Andrew Lang was a Scots poet, novelist, literary critic, and contributor to the field of anthropology.

He is best known as a collector of folk and fairy tales.

The Andrew Lang lectures at the University of St Andrews are named after him.

Louisa May Alcott

Louisa May Alcott was born on 29 November 1832 in Pennsylvania, and she grew up with plenty of books to read but seldom enough to eat. Louisa went to work when she was very young as a paid companion and teacher, but she loved writing most of all, and like Jo March she started selling sensational stories in order to help provide financial support for her family.

She worked as a nurse during the American Civil War but the experience made her extremely ill. Little Women was published in 1868 and was based on her life growing up with her three sisters. She followed it with three sequels, Good Wives (1869), Little Men (1871) and Jo's Boys (1886) and she also wrote other books for both children and adults. Louisa was also a campaigner for women's rights and the abolition of the slave trade. She died on 6 March 1888.

Nathaniel Hawthorne

Nathaniel Hawthorne was born in Salem, Massachusetts, where he wrote the bulk of his masterful tales of American colonial history.

His career as a novelist began with The Scarlet Letter (1850) and also includes The house of the Seven Gables, The Blithedale Romance, and The Marble Faun.

Lucy Maud Montgomery

Lucy Maud Montgomery was born on Prince Edward Island, Canada, in 1874. Anne of Green Gables, published in 1908, was her first novel and has remained in print across the world ever since. Montgomery died in Toronto in 1942.

Eleanor H. Porter

Eleanor H. Porter was an American novelist from New Hampshire, born in 1868.

Although trained as a singer, she later turned to writing stories for children and romance and adventure novels for adults.

Her most famous novel is Pollyanna, written in 1913. She wrote 15 novels and many short stories during her career. Porter died in 1920.

Charlotte Perkins Gilman

Charlotte Perkins Gilman (1860-1935) championed women's rights in her prolific fiction, nonfiction, and poetry. In addition to writing books, she produced a magazine of essays, fiction, opinion pieces, and poetry that spoke to women's issues and social reform: seven volumes of The Forerunner were produced, running from 1909 to 1916.

Susan Coolidge

Sarah Chauncey Woolsey was born in 1835 into a wealthy and influential family in Cleveland, Ohio. She worked as a nurse during the American Civil War before establishing a career as a successful and prolific writer of novels, short stories and poems.

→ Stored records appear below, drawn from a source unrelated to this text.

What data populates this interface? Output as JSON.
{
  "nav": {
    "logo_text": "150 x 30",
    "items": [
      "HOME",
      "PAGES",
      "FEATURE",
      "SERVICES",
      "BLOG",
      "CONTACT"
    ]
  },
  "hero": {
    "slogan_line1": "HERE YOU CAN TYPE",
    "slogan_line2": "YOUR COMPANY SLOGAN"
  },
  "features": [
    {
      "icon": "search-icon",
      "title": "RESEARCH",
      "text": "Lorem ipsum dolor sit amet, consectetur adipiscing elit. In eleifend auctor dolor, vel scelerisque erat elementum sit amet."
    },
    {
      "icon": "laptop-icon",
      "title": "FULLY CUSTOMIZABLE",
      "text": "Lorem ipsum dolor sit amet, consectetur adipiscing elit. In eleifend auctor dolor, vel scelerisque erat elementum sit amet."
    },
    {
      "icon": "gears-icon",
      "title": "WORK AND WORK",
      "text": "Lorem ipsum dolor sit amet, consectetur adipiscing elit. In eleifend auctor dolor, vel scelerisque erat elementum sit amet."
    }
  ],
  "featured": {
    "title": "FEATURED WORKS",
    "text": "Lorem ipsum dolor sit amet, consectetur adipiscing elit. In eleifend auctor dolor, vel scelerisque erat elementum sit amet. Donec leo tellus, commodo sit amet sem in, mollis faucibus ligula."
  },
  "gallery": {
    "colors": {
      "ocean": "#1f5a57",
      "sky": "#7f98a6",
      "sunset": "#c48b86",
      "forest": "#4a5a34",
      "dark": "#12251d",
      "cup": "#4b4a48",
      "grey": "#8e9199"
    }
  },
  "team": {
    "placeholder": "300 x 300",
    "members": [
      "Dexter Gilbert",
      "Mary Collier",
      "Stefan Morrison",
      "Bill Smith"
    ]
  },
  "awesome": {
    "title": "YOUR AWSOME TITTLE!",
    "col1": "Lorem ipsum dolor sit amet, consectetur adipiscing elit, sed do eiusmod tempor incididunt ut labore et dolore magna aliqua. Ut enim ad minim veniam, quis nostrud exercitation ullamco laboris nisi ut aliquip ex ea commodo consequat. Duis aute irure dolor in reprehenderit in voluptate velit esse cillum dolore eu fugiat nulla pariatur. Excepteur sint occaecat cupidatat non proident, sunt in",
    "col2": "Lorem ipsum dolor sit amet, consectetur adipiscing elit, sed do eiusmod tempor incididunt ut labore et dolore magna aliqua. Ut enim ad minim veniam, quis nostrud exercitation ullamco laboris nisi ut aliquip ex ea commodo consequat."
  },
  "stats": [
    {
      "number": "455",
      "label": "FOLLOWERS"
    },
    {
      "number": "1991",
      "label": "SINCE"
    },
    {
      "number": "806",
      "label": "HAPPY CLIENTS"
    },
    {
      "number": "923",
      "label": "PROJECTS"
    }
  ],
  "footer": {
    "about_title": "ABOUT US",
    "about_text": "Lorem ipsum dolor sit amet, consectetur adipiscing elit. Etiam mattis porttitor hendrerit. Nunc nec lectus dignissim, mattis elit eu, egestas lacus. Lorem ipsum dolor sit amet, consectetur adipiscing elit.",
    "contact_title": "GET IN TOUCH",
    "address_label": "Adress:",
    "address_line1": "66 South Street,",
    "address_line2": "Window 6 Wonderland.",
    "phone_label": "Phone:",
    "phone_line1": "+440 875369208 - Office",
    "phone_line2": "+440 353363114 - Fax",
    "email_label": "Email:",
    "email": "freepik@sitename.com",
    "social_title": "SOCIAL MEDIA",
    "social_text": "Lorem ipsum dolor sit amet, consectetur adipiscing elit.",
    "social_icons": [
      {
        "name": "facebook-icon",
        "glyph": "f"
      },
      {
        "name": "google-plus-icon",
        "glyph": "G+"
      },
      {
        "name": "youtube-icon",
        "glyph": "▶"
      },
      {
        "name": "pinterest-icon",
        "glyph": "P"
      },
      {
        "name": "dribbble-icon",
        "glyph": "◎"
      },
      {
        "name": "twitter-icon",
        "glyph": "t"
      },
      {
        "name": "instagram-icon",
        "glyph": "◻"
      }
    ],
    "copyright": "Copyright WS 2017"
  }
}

Her most famous book, What Katy Did, published under her pseudonym Susan Coolidge, was inspired by her own childhood growing up in a large family with younger siblings. Its publication in 1872 was followed by four sequels. She never married and lived most of her adult life in Rhode Island where she died in 1905.

Harriet Beecher Stowe

Harriet Beecher Stowe was born in Litchfield, Connecticut, in 1811, the seventh child of a well-known Congregational minister, Lyman Beecher. The family moved to Cincinnati, Ohio, where she met and married Calvin Stowe, a professor of theology, in 1836.

Living just across the Ohio River from the slave-holding state of Kentucky, and becoming aware of the plight of escaping slaves, led her to write Uncle Tom’s Cabin, published in book form in 1842. She wrote the novel amidst the difficulties of bringing up a large family of six children.

The runaway success of Uncle Tom’s Cabin made its author a well-known publish figure. Stowe died in 1896.

George Eliot

George Eliot was born Mary Ann Evans in 1819. Her father was the land agent of Arbury Hall in Warwickshire, in the library of which Eliot embarked upon a brilliant self-education. She moved to London in 1850 and shone in its literary circles.

It was, however, her novels of English rural life that brought her fame, starting with Adam Bede, published under her new pen name in 1859, and reaching a zenith with Middlemarch in 1871. It is indicative of the respect and love that she inspired in her most devoted readers that Queen Victoria was one of them. She died in 1880.